Advisor(s) - Committee Chair

Dr. Elizabeth L. Jones (Director), Dr. Carl Myers, Dr. Frederick Grieve

Degree Program

Department of Psychology

Degree Type

Specialist in Education


Bullying is one of the most pervasive challenges in schools across the world. This investigation is an evaluation of a school’s attempt to address the large number of incidents of bullying. Materials from the Bully Free Classroom (BFC) by Allan Beane (2009) served as the intervention curriculum for 21, fifth grade students and six teachers. A 14-week (with the exception of school breaks), six lesson intervention was implemented with three groups of students: two groups identified as perpetrators and one group of victims. Teachers received training on bullying knowledge and how to appropriately report bullying-related incidents. Pre and post measures of bullying knowledge, frequency ratings of bullying and prosocial behaviors observed, and discipline referrals for bullying served as the dependent measures for the student participants.

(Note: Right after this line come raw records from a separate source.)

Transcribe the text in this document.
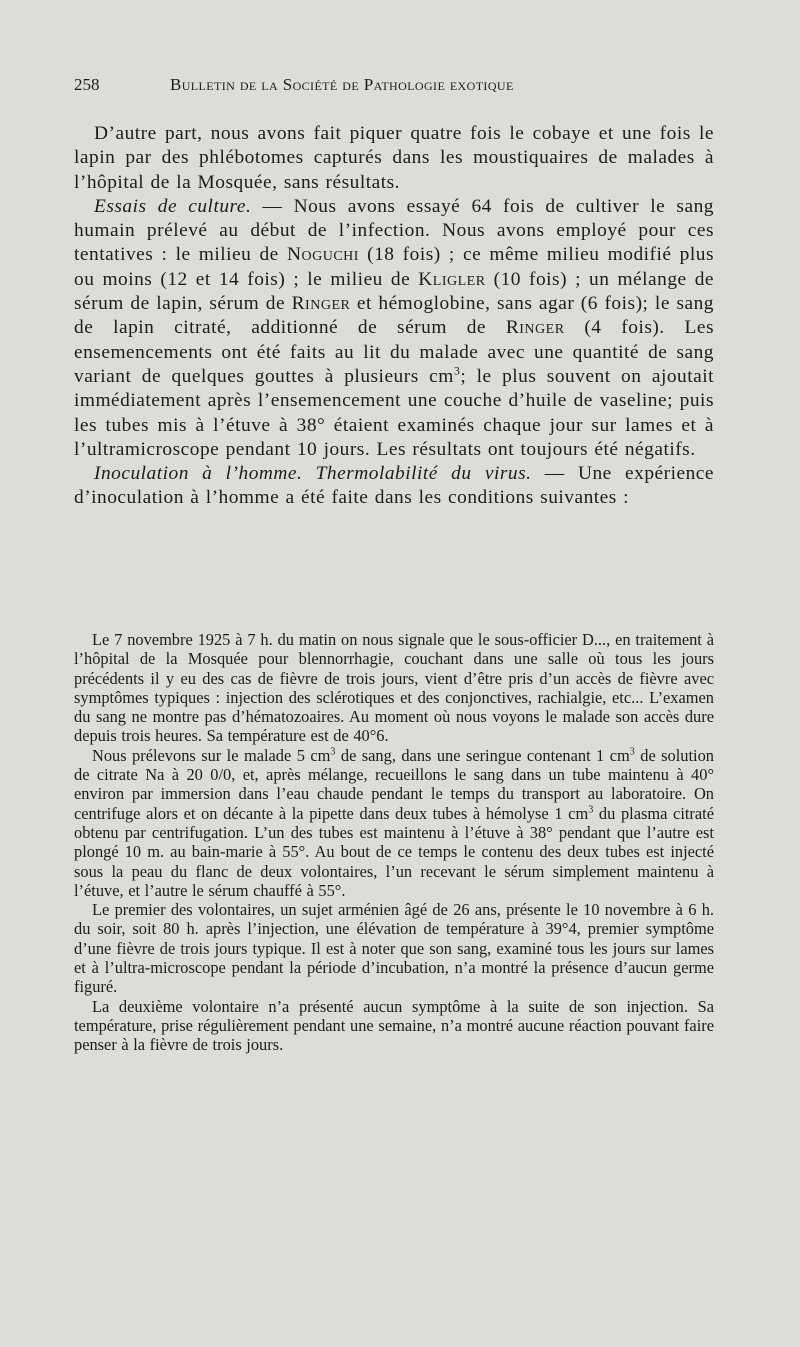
258	Bulletin de la Société de Pathologie exotique

D’autre part, nous avons fait piquer quatre fois le cobaye et une fois le lapin par des phlébotomes capturés dans les moustiquaires de malades à l’hôpital de la Mosquée, sans résultats.

Essais de culture. — Nous avons essayé 64 fois de cultiver le sang humain prélevé au début de l’infection. Nous avons employé pour ces tentatives : le milieu de Noguchi (18 fois) ; ce même milieu modifié plus ou moins (12 et 14 fois) ; le milieu de Kligler (10 fois) ; un mélange de sérum de lapin, sérum de Ringer et hémoglobine, sans agar (6 fois); le sang de lapin citraté, additionné de sérum de Ringer (4 fois). Les ensemencements ont été faits au lit du malade avec une quantité de sang variant de quelques gouttes à plusieurs $cm^3$; le plus souvent on ajoutait immédiatement après l’ensemencement une couche d’huile de vaseline; puis les tubes mis à l’étuve à 38° étaient examinés chaque jour sur lames et à l’ultramicroscope pendant 10 jours. Les résultats ont toujours été négatifs.

Inoculation à l’homme. Thermolabilité du virus. — Une expérience d’inoculation à l’homme a été faite dans les conditions suivantes :

Le 7 novembre 1925 à 7 h. du matin on nous signale que le sous-officier D..., en traitement à l’hôpital de la Mosquée pour blennorrhagie, couchant dans une salle où tous les jours précédents il y eu des cas de fièvre de trois jours, vient d’être pris d’un accès de fièvre avec symptômes typiques : injection des sclérotiques et des conjonctives, rachialgie, etc... L’examen du sang ne montre pas d’hématozoaires. Au moment où nous voyons le malade son accès dure depuis trois heures. Sa température est de 40°6.

Nous prélevons sur le malade 5 $cm^3$ de sang, dans une seringue contenant 1 $cm^3$ de solution de citrate Na à 20 0/0, et, après mélange, recueillons le sang dans un tube maintenu à 40° environ par immersion dans l’eau chaude pendant le temps du transport au laboratoire. On centrifuge alors et on décante à la pipette dans deux tubes à hémolyse 1 $cm^3$ du plasma citraté obtenu par centrifugation. L’un des tubes est maintenu à l’étuve à 38° pendant que l’autre est plongé 10 m. au bain-marie à 55°. Au bout de ce temps le contenu des deux tubes est injecté sous la peau du flanc de deux volontaires, l’un recevant le sérum simplement maintenu à l’étuve, et l’autre le sérum chauffé à 55°.

Le premier des volontaires, un sujet arménien âgé de 26 ans, présente le 10 novembre à 6 h. du soir, soit 80 h. après l’injection, une élévation de température à 39°4, premier symptôme d’une fièvre de trois jours typique. Il est à noter que son sang, examiné tous les jours sur lames et à l’ultra-microscope pendant la période d’incubation, n’a montré la présence d’aucun germe figuré.

La deuxième volontaire n’a présenté aucun symptôme à la suite de son injection. Sa température, prise régulièrement pendant une semaine, n’a montré aucune réaction pouvant faire penser à la fièvre de trois jours.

Results support the use of the intervention as the mean number of discipline referrals for participants of bully status significantly decreased, student ratings for negative behaviors significantly decreased, student knowledge of bullying significantly increased, and teacher’s ratings of the frequency of bullying decreased while school climate ratings became more positive. Moderate to large effect sizes are interpreted to provide strong support for a recommendation for school-wide adoption of the program. The scope and nature of the intervention plan is discussed in relation to recommended features of bully prevention and intervention programs and recommendations are made for implementation of this intervention.